Yeast extract may boost brain function

Yeast extract may boost brain function

Marmite is far from one of the most popular foods in the United States. In fact, many Americans are unlikely to have heard of it. A new study, however, suggests that when it comes to boosting brain function, Marmite triumphs over peanut butter.

Marmite is a British brand of food paste made from yeast extract – a food additive created from brewer’s yeast.

While Marmite is one of the most popular sandwich spreads in the United Kingdom, not everyone is a fan. Its powerful, distinctive flavor is so divisive that even its manufacturers, Unilever, launched a “Love It or Hate It” campaign in the mid-1990s, a slogan that has followed the brand ever since.

A new study, however, could turn Marmite hatred on its head, after finding that the yeast extract may increase levels of a neurotransmitter associated with healthy brain function.

Researchers from the University of York in the U.K. found that adults who ate a teaspoon of Marmite every day experienced a reduced response to visual stimuli, which is an indicator of increased levels of gamma-aminobutyric acid (GABA) in the brain.

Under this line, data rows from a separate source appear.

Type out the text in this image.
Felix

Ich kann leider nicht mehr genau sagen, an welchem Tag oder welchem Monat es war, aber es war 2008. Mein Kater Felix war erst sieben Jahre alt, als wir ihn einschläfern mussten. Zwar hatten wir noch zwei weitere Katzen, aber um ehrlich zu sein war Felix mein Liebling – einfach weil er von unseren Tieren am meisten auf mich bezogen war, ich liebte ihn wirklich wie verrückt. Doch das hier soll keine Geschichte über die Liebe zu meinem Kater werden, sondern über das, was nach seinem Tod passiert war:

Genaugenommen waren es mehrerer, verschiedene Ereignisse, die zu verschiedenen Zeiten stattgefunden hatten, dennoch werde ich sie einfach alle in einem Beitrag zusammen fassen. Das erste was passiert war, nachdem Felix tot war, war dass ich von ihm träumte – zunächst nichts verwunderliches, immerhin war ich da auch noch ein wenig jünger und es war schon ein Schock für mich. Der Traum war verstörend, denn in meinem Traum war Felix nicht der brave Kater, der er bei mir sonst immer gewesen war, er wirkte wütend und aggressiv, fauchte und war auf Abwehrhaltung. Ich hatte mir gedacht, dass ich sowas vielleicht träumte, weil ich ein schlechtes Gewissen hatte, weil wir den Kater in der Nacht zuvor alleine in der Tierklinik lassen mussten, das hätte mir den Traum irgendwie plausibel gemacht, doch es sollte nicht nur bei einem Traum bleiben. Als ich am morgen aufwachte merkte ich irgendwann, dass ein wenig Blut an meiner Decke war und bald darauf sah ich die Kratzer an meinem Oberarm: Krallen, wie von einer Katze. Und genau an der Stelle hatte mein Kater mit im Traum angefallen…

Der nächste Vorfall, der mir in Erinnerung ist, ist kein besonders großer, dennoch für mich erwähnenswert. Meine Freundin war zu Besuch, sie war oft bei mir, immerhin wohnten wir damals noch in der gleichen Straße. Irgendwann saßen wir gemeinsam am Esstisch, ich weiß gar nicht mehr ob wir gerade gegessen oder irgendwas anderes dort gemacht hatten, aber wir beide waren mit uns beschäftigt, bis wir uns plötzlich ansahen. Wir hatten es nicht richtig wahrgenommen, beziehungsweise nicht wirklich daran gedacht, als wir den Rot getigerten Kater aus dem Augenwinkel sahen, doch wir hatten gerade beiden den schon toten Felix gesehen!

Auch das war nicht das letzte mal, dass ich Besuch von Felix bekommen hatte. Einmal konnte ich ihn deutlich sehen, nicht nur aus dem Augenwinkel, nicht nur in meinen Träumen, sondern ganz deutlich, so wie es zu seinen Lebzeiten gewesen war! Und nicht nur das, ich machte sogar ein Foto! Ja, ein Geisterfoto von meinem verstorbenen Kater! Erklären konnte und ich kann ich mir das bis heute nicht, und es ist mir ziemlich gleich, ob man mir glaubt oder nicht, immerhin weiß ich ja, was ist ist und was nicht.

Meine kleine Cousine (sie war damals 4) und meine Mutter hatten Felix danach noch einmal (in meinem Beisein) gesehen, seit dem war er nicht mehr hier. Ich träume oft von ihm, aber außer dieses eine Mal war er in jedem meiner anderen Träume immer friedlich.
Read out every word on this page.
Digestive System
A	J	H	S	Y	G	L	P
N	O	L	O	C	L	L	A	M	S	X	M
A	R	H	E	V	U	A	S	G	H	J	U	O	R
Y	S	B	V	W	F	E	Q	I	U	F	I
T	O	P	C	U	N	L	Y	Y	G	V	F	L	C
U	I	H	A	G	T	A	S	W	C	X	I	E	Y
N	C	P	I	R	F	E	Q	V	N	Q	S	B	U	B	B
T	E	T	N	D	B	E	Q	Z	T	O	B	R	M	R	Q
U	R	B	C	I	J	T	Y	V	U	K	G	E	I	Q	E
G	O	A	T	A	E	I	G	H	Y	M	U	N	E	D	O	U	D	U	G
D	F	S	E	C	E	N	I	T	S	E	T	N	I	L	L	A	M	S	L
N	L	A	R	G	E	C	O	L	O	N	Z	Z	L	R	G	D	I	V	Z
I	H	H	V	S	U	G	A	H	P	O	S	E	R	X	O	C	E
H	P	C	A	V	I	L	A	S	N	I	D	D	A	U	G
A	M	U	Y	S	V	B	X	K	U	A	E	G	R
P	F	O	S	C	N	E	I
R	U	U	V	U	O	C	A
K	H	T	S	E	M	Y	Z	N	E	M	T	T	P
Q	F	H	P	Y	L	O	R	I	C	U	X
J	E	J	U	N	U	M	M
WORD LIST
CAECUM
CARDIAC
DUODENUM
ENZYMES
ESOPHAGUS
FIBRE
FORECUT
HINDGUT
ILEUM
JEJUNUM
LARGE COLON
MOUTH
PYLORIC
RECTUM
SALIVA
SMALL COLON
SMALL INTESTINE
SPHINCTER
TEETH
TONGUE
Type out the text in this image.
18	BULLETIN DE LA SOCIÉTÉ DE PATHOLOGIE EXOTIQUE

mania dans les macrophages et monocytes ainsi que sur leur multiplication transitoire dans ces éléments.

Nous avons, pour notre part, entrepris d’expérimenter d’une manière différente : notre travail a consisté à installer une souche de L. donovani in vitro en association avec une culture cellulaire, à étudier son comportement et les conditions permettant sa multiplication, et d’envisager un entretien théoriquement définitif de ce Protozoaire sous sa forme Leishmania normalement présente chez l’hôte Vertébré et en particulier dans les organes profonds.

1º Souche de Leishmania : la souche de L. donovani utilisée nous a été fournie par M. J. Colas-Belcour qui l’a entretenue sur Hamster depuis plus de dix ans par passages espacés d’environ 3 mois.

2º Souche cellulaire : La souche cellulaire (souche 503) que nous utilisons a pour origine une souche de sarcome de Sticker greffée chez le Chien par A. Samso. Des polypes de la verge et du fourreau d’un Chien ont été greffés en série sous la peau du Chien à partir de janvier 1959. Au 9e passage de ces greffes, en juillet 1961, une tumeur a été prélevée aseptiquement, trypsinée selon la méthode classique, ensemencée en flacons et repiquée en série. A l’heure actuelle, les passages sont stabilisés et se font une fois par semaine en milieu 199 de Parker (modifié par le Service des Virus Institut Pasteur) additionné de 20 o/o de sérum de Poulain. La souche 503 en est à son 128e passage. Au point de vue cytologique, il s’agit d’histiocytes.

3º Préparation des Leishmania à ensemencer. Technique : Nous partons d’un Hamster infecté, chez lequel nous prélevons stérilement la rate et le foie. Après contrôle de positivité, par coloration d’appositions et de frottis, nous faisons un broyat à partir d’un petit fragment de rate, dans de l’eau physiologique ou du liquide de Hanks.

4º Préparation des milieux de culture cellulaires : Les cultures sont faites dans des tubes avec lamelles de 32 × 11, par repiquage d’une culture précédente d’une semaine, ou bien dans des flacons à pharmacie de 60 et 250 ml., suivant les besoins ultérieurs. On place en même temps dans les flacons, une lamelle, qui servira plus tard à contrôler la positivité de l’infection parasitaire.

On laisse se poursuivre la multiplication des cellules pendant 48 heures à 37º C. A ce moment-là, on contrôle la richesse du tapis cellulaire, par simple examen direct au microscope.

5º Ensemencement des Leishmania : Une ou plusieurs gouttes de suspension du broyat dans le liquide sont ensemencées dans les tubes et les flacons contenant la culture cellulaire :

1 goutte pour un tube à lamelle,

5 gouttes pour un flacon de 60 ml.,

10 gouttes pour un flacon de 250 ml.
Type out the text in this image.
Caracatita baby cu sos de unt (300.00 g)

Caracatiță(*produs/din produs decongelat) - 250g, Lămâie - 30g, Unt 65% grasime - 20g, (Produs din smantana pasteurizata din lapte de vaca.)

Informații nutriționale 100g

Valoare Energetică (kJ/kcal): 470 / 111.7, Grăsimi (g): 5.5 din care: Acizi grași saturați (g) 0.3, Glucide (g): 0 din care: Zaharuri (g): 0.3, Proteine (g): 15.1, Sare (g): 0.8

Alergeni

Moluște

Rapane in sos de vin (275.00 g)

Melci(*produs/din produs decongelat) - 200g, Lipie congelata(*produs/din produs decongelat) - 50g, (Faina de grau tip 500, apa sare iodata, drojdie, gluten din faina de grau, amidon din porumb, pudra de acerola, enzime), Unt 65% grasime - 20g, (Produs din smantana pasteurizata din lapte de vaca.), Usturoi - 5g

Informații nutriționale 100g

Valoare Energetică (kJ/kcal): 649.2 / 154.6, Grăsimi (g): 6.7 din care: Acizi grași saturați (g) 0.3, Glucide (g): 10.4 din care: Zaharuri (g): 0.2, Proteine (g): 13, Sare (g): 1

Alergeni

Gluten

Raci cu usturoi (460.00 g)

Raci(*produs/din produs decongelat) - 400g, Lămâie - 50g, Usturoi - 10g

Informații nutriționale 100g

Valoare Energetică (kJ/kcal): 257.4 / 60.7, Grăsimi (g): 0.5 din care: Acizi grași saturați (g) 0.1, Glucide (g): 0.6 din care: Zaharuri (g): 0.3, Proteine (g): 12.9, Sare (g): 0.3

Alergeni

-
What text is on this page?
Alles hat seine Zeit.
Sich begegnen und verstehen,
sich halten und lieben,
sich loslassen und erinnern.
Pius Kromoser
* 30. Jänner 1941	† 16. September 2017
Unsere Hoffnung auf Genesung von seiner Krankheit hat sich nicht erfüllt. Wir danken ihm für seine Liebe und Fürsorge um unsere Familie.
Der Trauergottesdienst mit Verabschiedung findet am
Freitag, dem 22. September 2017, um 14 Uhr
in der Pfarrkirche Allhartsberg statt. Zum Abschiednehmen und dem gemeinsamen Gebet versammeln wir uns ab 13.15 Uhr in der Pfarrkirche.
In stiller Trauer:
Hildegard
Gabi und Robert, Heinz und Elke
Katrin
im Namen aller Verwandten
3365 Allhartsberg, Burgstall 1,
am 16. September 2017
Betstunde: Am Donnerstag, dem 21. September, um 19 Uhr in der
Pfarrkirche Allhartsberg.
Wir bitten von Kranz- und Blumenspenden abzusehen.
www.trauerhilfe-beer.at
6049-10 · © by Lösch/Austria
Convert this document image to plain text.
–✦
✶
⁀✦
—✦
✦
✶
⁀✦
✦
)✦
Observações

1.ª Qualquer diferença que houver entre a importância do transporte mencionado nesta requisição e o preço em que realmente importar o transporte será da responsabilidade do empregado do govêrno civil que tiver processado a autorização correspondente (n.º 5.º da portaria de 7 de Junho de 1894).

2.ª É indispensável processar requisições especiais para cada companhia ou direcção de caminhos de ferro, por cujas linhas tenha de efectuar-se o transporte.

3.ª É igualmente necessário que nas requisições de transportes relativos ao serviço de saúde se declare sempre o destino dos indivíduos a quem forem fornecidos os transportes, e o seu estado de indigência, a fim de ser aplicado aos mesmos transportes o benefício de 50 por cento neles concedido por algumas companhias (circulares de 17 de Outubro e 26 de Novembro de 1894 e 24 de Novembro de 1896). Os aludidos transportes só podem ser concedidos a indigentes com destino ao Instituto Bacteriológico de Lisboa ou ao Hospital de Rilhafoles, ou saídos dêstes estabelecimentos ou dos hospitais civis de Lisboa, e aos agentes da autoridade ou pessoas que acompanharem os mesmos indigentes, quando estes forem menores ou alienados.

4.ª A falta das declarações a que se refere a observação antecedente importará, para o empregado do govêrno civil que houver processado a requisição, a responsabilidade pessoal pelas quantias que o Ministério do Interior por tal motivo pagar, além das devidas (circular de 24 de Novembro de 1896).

GABA is a neurotransmitter responsible for inhibiting the excitability of brain cells, helping to restore the optimal balance of neuronal activity required for healthy brain functioning. Put simply, GABA “calms” the brain.

Previous studies have associated low GABA levels with an increased risk of numerous neurological and mental health disorders, including anxiety, depression, autism, and epilepsy. As a result, researchers have been investigating ways to boost GABA levels in the brain.

The new study – recently published in the Journal of Psychopharmacology – suggests that dietary modulation may be one way to reach this feat.